The newly amended IT Act has some provisions that deals with data protection but it is not clear if they can tackle issues of privacy thrown up by the sensitive nature of personal information coded in an Unique ID that can be mapped or mashed up in the realm of cyberspace. The section 43A states that if a “body corporate” possessing, dealing or handling any “sensitive personal data or information” in a computer resource which it owns, controls or operates is negligent in implementing and maintaining “reasonable security practices and procedures”, and thereby causes wrongful loss or wrongful gain to any person, this "body corporate" will become liable to pay damages as compensation to the affected person.
Vijay Darda's Bill for the first time in India was talking about the right of an individual to decide on what information about self should be communicated to others and under what circumstances. The right of Informational Self-determination is considered crucial with regard to the protection of privacy of an individual in the age of internet and real-time updated computer databases which makes total surveillance possible.

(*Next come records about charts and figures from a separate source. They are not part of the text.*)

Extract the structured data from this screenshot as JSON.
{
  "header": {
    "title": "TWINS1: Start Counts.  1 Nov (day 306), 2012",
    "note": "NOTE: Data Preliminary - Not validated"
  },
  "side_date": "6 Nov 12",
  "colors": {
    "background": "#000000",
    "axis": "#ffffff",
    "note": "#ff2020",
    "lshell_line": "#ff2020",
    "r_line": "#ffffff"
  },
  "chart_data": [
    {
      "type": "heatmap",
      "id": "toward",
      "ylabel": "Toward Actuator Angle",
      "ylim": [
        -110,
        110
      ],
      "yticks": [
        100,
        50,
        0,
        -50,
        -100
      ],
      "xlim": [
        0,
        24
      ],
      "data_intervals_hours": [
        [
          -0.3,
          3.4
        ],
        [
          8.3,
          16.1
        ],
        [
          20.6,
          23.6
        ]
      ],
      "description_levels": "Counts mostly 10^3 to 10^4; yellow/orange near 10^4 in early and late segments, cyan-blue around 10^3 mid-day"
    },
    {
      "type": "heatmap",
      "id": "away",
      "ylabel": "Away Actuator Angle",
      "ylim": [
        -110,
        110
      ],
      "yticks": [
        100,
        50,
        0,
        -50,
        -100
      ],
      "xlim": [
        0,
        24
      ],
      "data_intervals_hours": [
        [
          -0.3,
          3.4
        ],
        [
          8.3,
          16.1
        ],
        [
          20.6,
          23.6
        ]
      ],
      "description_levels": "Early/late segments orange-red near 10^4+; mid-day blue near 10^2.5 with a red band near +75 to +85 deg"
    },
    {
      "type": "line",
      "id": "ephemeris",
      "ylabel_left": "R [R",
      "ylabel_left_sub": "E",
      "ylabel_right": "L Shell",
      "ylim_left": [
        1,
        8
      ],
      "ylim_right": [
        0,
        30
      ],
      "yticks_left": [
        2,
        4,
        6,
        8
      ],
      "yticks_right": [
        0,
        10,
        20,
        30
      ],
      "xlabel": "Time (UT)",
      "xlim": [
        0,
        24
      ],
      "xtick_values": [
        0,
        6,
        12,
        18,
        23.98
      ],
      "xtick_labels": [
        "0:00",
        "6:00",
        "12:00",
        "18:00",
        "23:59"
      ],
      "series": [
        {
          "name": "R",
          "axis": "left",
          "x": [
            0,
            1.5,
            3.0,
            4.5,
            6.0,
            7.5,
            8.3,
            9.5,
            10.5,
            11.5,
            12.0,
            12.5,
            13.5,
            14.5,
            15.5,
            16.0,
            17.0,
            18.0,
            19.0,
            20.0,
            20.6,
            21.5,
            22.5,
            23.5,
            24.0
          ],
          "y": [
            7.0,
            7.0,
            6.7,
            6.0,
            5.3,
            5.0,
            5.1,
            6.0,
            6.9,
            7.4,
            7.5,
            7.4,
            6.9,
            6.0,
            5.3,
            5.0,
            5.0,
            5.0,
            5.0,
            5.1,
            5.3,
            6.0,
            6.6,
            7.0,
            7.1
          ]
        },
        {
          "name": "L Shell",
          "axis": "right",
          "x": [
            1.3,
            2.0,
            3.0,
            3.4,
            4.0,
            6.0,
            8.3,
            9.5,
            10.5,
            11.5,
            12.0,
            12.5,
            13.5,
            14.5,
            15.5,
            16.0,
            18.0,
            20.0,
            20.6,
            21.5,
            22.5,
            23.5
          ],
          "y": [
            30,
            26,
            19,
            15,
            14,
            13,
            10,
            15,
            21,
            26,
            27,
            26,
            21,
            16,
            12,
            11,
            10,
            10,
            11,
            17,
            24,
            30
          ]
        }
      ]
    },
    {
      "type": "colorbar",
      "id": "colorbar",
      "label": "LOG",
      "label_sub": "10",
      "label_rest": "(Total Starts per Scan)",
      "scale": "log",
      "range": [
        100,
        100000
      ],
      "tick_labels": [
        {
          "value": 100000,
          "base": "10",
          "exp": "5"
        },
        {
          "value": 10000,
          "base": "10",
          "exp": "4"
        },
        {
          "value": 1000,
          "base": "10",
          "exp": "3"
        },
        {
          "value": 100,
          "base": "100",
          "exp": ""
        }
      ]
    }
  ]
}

The term was first used in the context of a German constitutional ruling relating to personal information collected during the 1983 census. The German Federal Constitutional Court ruled: “[...] in the context of modern data processing, the protection of the individual against unlimited collection, storage, use and disclosure of his/her personal data is encompassed by the general personal rights of the [German Constitution]. This basic right warrants in this respect the capacity of the individual to determine in principle the disclosure and use of his/her personal data. Limitations to this informational self-determination are allowed only in case of overriding public interest. ”
A 2009 report commissioned by the Joseph Rowntree Reform Trust Ltd on the perils of the British Database State analysed 46 UK government databases and found that only six of them have a proper legal basis for any privacy intrusions and are proportionate and necessary in a democratic society. It found that nearly twelve of them are illegal under human rights and data protection law and should be scrapped or substantially redesigned. The remaining 29 databases were recommended for an independent review because of significant privacy concerns.
It would be an absolute misadventure on part of India , which lacks even basic legislation to protect the personal data of its citizens, and a climate for informed debate on the ethical and moral implications of the UID project to play into the hands of a few dataveillance fantasists.